Ok, o que diabos eu estava fazendo? Estava mesmo com medo daquela... daquela velha? Não! Eu já estava cansada de ser sempre a medrosa, a que tem que se esconder! Estava na hora de agir, de começar a ser a pessoa quem acabaria com aquela brincadeira, ser finalmente a que eu sonhei, a que colocaria um fim nos planos da psicopata que conseguira detonar minha vida.

Estava na hora de agir.

- Parece que não, porque há minutos atrás você realmente achou que eu entregaria a fortuna da minha família! – eu praticamente cuspi as palavras em Liliam, porém o melhor de tudo naquela cena foi sua expressão surpresa ao perceber que eu já sabia sobre a fortuna ser minha e não dela.

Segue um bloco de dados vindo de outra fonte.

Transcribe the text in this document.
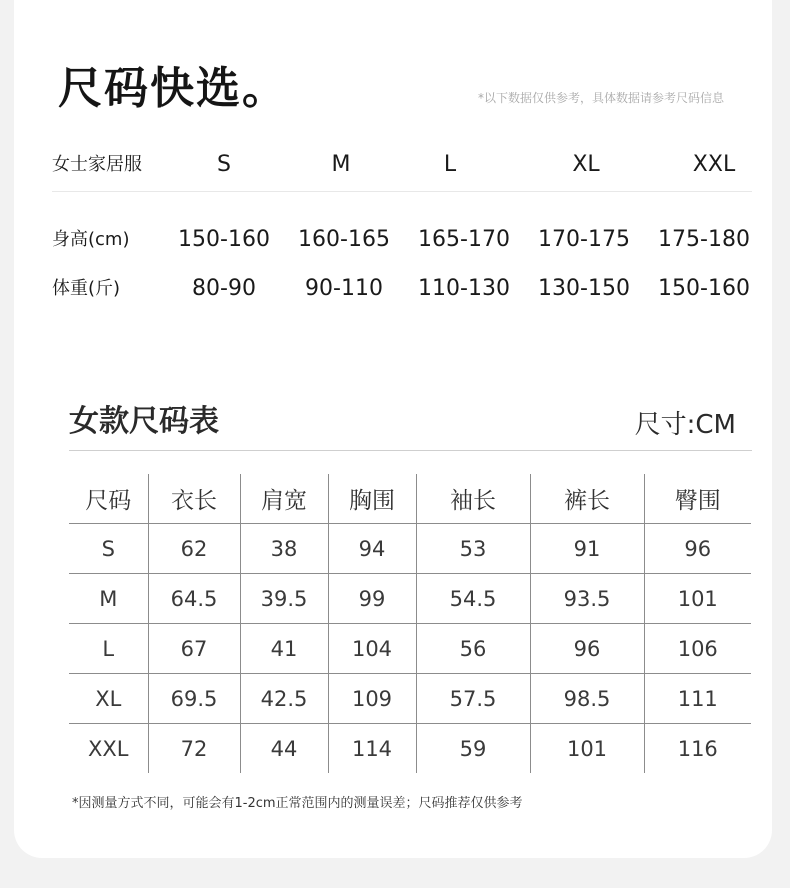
尺码快选。	*以下数据仅供参考，具体数据请参考尺码信息
女士家居服	S	M	L	XL	XXL
身高(cm)	150-160	160-165	165-170	170-175	175-180
体重(斤)	80-90	90-110	110-130	130-150	150-160
女款尺码表	尺寸:CM
尺码	衣长	肩宽	胸围	袖长	裤长	臀围
S	62	38	94	53	91	96
M	64.5	39.5	99	54.5	93.5	101
L	67	41	104	56	96	106
XL	69.5	42.5	109	57.5	98.5	111
XXL	72	44	114	59	101	116
*因测量方式不同，可能会有1-2cm正常范围内的测量误差；尺码推荐仅供参考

- Como descobriu? – havia um pingo de aflição em sua voz, indicando sua surpresa por minha descoberta.

- Quando colocou eu e Sam atrás da fortuna, descobri que havia mais alguém de sua família vivo. Mas como ele não possuía nenhum tipo de pista, acabei chegando a uma conclusão: por que meu pai lutaria para achar algo que nem sequer pertencia a ele. Apenas se o dinheiro não fosse de sua família. – sorri de lado. – E sim dos Overton. Meu pai procurava o dinheiro, pois sabia que tudo pertencia a ele, mas... – a fuzilei com os olhos. – Você o impediu antes disso.

Eu realmente não esperava a reação a seguir de Liliam. A verdade, eu esperava que ela morresse de medo de ser entregue à polícia como assassina e sequestradora de alunos inocentes, entretanto, Liliam apenas começou a gargalhar de uma forma maldosa, quase como se eu tivesse contado alguma piada muito engraçada.

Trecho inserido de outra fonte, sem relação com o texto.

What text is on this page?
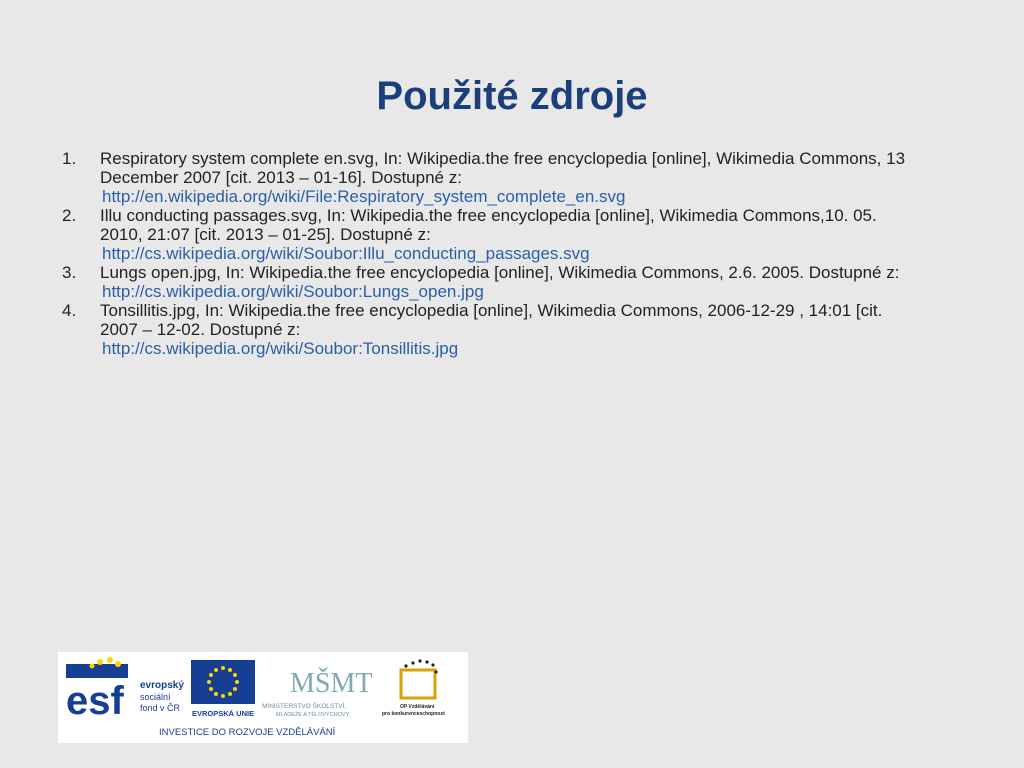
Použité zdroje
1. Respiratory system complete en.svg, In: Wikipedia.the free encyclopedia [online], Wikimedia Commons, 13 December 2007 [cit. 2013 – 01-16]. Dostupné z:
http://en.wikipedia.org/wiki/File:Respiratory_system_complete_en.svg
2. Illu conducting passages.svg, In: Wikipedia.the free encyclopedia [online], Wikimedia Commons,10. 05. 2010, 21:07 [cit. 2013 – 01-25]. Dostupné z:
http://cs.wikipedia.org/wiki/Soubor:Illu_conducting_passages.svg
3. Lungs open.jpg, In: Wikipedia.the free encyclopedia [online], Wikimedia Commons, 2.6. 2005. Dostupné z:
http://cs.wikipedia.org/wiki/Soubor:Lungs_open.jpg
4. Tonsillitis.jpg, In: Wikipedia.the free encyclopedia [online], Wikimedia Commons, 2006-12-29 , 14:01 [cit. 2007 – 12-02. Dostupné z:
http://cs.wikipedia.org/wiki/Soubor:Tonsillitis.jpg
esf evropský
sociální
fond v ČR
EVROPSKÁ UNIE
MŠMT
MINISTERSTVO ŠKOLSTVÍ,
MLÁDEŽE A TĚLOVÝCHOVY
OP Vzdělávání
pro konkurenceschopnost
INVESTICE DO ROZVOJE VZDĚLÁVÁNÍ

Confusa, franzi o cenho me sentindo desconfortável por sua gargalhada soar tão sarcástica e irônica.

- Querida, acha mesmo que ser “corajosa” agora vai mudar alguma coisa? – disse ela com a voz carregada de sarcasmo. – Se você morrer agora mesmo, a única prova que terão contra mim será as palavras de seus amigos e as lágrimas do seu namoradinho! Acredite, aquela mulher que você chama de mãe não sentirá sua falta! Ela nem sequer liga se você está bem ou não por aqui! – ela ainda ria, o que foi bom, pois não percebia as pequenas lágrimas que escorriam de meus olhos. – Ninguém sentirá sua falta, nem mesmo sua mãe! Então, vamos resumir o que terá que acontecer e pronto! Morra de uma vez para não dificultarmos as coisas.

Eu sentia as lágrimas inundando meus olhos, mas não queria deixa-las escaparem. Ela... como ela tinha a audácia de dizer que minha mãe não se importava comigo? Meu pai disse que minha mãe me amava e queria minha segurança acima de tudo e a palavra dele significava muito mais. Cerrei meus pulsos tentando me controlar, pois a qualquer segundo, eu acabaria matando aquela velha, mas precisava me concentrar no que faria, coisa que estava se tornando impossível.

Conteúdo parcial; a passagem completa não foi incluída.